A través de las tradicionales cabañuelas, conocen los tiempos adecuados para sembrar y cosechar

Mérida, Yucatán, 5 de enero de 2020.- La predicción del clima como parte de la cultura maya persiste a través de las cabañuelas, un sistema de pronósticos en el cual los “meteorólogos” mayas realizan una ceremonia para saber qué tipo de clima habrá en todo el año.

La información que, los mayas obtienen acerca del clima anual, la obtienen realizando el “Xok k’íin”, una ceremonia religiosa mejor conocida como las cabañuelas, que proviene de las costumbres más arraigadas de su cultura, y con la que pueden predecir los mejores momentos del año para iniciar la siembra y retiro de cosecha.

“Lo tenemos como costumbre como mayas, porque cada año tenemos que ver el tiempo que va a ser para poder sembrar con tiempo, adelantarlo o atrasarlo y encontramos qué mes vamos a poder sembrar”, dijo Emilio Chan, Sacerdote Maya.

Por su parte, Erick Villanueva Mukul, director Instituto Para el Desarrollo del Pueblo Maya, dijo que “ha logrado mantenerse por cientos de años, tal vez por miles de años en Yucatán, viene de la tradición de la cultura maya prehispánica. Son ceremonias que tienen que ver con la milpa y las ceremonias religiosas”.

La ceremonia de las cabañuelas, puede realizar sus asombrosas predicciones, gracias a la observación y estudio del movimiento de los planetas y estrellas, así como la de los animales, entre los cuales se destaca el comportamiento de las abejas.

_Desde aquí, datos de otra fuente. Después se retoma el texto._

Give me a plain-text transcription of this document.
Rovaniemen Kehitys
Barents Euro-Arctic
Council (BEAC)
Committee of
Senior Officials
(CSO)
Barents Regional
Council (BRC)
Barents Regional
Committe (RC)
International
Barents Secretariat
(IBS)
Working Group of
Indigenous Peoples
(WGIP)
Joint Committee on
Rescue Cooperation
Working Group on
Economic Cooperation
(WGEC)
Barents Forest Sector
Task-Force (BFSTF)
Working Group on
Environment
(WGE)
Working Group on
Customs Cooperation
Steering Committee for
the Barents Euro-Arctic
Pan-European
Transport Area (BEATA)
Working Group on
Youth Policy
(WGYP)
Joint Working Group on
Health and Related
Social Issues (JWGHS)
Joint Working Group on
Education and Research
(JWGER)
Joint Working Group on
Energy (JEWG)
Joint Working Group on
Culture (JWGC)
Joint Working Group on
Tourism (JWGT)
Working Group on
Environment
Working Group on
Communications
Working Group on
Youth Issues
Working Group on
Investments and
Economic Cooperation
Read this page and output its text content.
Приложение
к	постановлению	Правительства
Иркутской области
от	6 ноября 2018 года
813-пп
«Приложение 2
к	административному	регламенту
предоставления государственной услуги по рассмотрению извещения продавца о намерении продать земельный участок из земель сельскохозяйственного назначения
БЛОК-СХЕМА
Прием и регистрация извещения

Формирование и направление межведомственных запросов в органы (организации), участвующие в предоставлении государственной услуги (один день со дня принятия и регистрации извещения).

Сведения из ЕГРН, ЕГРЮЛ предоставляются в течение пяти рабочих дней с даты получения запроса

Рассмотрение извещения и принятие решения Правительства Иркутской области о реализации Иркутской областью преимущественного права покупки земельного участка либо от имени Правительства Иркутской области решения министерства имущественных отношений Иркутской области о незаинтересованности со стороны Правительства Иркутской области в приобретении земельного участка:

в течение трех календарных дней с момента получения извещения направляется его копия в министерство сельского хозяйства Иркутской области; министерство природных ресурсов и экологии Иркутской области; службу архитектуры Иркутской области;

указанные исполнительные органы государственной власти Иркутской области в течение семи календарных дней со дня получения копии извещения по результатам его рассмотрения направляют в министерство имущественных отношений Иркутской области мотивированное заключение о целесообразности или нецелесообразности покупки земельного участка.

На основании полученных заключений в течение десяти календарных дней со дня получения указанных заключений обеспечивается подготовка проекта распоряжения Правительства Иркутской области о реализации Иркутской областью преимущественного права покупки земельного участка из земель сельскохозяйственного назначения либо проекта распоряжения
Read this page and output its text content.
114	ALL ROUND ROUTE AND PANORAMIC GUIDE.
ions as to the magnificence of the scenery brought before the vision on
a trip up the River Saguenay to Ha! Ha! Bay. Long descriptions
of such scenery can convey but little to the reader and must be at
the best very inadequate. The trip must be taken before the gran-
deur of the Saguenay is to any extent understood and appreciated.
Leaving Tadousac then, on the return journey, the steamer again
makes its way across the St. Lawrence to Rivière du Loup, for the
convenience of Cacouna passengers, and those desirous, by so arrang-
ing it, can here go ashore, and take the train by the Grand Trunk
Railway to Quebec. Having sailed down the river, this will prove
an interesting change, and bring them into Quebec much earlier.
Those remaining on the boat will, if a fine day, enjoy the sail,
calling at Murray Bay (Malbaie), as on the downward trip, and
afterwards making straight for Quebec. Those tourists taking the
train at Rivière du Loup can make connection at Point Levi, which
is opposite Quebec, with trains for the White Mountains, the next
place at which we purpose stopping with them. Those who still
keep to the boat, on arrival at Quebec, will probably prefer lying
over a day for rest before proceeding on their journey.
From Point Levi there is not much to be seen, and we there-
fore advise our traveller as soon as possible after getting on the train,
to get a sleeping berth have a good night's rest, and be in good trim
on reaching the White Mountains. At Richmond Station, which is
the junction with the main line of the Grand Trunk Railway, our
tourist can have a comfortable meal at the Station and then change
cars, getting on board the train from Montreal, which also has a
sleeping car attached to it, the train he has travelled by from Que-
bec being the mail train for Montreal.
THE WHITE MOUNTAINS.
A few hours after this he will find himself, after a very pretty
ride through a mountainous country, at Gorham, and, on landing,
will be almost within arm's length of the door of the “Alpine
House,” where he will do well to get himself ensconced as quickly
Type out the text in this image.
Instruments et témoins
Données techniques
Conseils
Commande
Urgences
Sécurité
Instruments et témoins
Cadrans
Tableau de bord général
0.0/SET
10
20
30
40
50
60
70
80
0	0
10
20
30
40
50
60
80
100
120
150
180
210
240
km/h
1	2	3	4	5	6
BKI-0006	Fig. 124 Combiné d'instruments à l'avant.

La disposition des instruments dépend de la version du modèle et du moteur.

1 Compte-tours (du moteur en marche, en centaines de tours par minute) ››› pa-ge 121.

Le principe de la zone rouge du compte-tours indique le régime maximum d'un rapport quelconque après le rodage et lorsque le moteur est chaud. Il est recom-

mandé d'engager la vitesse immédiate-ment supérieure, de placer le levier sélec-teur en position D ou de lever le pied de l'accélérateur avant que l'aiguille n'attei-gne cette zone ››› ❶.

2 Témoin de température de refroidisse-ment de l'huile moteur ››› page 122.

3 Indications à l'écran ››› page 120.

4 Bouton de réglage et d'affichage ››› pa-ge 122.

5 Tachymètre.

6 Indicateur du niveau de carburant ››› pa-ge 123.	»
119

Como ejemplo, desde el 1 de enero al 4 de enero, las temperaturas en Yucatán descendieron a 20 grados y ese frío continuará todo el mes

“El primero de enero vas viendo cómo va a amanecer, en qué lado está el sol, el aire, a qué hora va soplar el aire. Los insectos desde que estás a medio día están chillando, chillando los insectos, es que va a ser un frío grande”, dijo Emilio Chan.

En 2019 pronosticaron que abril y mayo iban a ser meses muy calientes, y así fue, desde el 23 de abril al 28 de mayo, se logró un récord histórico de 36 días ininterrumpidos con temperaturas de 38 grados o mayores.